Anyway, a lot of the chaos we’re seeing seems to be the usual pandemic story: Most airlines shut down routes and furloughed workers when the pandemic first hit, and they’re all now struggling to resume more normal operations now that everyone’s traveling again, more quickly than the airlines anticipated. This struggle appears particularly rough on the labor side, with industry folks complaining about a lack of pilots, mechanics, air traffic controllers, and so on—and it’s been exacerbated by the usual spring/summer weather disruptions and pandemic problems in supply chains and support services.
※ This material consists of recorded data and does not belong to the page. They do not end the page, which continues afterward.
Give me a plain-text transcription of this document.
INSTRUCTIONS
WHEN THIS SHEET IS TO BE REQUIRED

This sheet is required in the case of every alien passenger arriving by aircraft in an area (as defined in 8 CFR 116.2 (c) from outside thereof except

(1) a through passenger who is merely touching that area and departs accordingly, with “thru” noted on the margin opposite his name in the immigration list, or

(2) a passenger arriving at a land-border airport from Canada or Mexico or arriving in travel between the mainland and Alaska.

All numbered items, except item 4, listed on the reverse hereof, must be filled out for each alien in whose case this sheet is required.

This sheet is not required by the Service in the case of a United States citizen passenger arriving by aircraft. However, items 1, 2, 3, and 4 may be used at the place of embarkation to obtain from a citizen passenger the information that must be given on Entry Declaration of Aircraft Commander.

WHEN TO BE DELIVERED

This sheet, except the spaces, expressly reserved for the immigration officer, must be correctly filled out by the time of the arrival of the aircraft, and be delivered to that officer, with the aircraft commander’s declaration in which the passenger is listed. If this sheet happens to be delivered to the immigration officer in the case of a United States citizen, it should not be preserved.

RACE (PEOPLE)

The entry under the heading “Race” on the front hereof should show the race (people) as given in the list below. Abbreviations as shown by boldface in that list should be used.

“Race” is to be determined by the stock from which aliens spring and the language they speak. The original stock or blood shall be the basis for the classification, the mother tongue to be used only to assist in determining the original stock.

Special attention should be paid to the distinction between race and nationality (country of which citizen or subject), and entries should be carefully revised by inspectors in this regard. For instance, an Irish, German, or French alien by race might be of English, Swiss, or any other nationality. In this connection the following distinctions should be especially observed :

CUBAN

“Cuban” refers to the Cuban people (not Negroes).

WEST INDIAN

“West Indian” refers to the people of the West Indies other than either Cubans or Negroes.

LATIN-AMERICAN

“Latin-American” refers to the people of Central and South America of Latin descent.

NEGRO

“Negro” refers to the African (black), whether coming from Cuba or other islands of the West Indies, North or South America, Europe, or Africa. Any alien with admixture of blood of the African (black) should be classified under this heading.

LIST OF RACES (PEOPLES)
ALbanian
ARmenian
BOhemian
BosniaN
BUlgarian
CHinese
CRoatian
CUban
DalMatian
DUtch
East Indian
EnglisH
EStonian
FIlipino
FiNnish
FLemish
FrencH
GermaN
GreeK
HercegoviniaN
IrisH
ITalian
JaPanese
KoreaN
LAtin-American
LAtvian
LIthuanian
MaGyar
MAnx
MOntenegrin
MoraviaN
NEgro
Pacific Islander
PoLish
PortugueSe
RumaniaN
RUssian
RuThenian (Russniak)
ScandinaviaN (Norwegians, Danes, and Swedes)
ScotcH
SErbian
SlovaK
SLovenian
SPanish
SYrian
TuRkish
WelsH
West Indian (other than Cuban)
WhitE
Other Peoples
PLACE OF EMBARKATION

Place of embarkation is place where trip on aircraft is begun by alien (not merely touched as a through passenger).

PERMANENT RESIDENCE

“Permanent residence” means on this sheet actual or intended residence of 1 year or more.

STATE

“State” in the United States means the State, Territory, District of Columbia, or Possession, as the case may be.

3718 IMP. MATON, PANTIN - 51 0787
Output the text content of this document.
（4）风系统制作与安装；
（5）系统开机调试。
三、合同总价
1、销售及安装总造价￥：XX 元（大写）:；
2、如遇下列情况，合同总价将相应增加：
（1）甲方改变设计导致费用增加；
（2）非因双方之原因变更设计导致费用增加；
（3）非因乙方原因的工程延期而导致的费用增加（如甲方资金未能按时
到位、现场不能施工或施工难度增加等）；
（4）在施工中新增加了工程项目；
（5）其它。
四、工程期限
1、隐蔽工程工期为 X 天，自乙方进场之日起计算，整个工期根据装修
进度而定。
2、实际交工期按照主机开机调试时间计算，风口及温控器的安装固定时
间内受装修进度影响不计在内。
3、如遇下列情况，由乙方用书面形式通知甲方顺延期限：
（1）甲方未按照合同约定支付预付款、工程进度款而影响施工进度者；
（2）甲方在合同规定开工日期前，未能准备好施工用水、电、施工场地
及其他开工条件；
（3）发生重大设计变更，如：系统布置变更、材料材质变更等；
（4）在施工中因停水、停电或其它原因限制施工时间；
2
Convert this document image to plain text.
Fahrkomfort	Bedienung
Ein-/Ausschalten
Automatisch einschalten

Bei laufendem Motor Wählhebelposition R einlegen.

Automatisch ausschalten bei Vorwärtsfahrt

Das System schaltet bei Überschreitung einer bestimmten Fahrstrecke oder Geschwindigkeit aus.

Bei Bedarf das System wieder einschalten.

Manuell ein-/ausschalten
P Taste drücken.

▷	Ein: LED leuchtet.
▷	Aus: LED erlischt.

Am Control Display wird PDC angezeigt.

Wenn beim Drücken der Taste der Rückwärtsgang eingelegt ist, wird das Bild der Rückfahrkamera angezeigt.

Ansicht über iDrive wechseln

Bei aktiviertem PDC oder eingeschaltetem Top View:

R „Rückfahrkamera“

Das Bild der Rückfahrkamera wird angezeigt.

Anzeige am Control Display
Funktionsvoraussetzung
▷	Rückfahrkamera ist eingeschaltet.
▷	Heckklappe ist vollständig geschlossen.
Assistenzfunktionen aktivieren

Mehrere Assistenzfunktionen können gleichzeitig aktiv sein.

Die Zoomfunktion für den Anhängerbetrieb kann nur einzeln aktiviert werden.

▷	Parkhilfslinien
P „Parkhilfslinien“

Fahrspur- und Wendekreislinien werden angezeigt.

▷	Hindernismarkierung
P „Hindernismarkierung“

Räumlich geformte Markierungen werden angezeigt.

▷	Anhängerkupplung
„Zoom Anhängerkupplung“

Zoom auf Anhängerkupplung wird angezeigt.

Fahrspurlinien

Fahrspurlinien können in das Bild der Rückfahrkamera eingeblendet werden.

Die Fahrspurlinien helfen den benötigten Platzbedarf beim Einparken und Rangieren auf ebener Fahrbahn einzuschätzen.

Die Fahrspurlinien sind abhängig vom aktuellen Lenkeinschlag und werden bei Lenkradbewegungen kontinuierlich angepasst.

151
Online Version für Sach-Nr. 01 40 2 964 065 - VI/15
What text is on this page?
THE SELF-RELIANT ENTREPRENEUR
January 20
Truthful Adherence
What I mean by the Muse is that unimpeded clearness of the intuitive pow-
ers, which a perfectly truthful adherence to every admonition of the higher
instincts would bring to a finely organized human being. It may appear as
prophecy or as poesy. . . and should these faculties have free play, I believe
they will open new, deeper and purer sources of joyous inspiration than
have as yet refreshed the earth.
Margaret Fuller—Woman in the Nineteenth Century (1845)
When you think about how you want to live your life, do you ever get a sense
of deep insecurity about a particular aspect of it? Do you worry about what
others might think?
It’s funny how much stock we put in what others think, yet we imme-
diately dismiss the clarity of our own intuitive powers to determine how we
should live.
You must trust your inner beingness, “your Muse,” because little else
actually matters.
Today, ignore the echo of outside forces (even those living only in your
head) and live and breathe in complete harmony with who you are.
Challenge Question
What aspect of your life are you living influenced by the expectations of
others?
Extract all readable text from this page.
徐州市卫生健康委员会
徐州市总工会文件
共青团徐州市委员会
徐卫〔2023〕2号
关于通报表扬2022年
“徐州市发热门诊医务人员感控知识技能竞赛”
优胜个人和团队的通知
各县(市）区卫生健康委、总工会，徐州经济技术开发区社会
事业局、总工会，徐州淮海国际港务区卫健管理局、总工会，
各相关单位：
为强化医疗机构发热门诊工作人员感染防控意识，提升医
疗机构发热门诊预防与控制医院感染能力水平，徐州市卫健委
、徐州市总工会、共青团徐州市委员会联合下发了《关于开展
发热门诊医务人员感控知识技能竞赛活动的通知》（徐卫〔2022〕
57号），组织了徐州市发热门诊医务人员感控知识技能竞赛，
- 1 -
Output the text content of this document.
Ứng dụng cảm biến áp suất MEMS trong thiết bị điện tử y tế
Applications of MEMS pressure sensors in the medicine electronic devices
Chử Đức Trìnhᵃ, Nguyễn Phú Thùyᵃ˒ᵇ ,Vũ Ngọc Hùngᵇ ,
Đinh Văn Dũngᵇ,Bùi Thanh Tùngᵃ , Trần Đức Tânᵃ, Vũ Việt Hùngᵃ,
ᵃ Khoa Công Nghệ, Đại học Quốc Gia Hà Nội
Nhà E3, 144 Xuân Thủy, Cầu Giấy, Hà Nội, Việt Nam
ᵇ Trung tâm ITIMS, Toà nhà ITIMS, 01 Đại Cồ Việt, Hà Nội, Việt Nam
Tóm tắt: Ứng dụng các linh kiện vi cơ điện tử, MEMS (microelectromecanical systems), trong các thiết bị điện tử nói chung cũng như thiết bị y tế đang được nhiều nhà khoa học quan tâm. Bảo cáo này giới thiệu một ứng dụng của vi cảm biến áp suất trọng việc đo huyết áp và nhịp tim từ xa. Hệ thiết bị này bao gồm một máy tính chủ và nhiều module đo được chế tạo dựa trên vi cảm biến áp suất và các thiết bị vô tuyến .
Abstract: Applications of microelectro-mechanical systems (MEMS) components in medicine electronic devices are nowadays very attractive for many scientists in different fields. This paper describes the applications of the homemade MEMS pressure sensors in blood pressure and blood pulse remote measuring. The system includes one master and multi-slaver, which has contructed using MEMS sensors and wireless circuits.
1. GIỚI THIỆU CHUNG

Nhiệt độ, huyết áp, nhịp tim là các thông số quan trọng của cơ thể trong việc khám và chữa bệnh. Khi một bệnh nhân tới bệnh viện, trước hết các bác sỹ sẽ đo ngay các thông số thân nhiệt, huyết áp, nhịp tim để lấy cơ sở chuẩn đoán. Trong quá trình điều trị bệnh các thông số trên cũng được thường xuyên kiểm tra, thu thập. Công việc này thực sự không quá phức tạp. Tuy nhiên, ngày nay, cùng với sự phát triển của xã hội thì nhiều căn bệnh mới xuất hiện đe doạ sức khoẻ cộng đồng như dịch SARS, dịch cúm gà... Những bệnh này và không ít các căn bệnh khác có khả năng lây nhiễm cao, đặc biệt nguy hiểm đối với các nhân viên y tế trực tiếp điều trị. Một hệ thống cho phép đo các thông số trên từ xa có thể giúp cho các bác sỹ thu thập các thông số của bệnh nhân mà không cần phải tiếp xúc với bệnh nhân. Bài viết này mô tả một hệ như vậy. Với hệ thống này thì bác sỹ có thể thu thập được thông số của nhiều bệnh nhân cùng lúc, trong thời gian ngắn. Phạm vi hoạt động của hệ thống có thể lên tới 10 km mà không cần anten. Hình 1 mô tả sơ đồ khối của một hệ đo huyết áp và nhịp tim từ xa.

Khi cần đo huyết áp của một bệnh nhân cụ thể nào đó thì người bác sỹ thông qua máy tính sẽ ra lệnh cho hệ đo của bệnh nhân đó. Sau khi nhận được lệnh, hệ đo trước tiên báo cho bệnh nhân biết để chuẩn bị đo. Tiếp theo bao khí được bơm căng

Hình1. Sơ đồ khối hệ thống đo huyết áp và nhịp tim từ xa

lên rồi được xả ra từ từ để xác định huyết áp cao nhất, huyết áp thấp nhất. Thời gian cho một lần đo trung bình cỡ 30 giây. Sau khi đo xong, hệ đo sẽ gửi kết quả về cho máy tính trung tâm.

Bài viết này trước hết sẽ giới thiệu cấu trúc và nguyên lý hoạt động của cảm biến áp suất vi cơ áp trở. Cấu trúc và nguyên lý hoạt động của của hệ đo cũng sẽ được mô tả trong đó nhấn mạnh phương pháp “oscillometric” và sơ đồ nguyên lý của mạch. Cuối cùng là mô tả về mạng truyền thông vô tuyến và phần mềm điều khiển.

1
Put it all together, and you have a recipe for a bunch of discrete flight cancellations and overbooked replacements (which are bad enough), and broader, more systemic challenges facing the future of U.S. air travel: fewer flights, fewer routes, higher fares, etc. But, like so many problems we’ve experienced during the pandemic, the ones facing American air travel aren’t solely pandemic-related. Instead, once again, there’s U.S. policy—in this case, air “cabotage” restrictions—likely making everything worse.
You may recall that we’ve already discussed maritime cabotage laws—namely, the Jones Act, the Foreign Dredge Act, and the Passenger Vehicle Services Act—and the harms that these protectionist laws inflict on the U.S. economy. Well, unfortunately, we have similar restrictions for air passenger and cargo service, and—surprise!—they’re causing similar problems.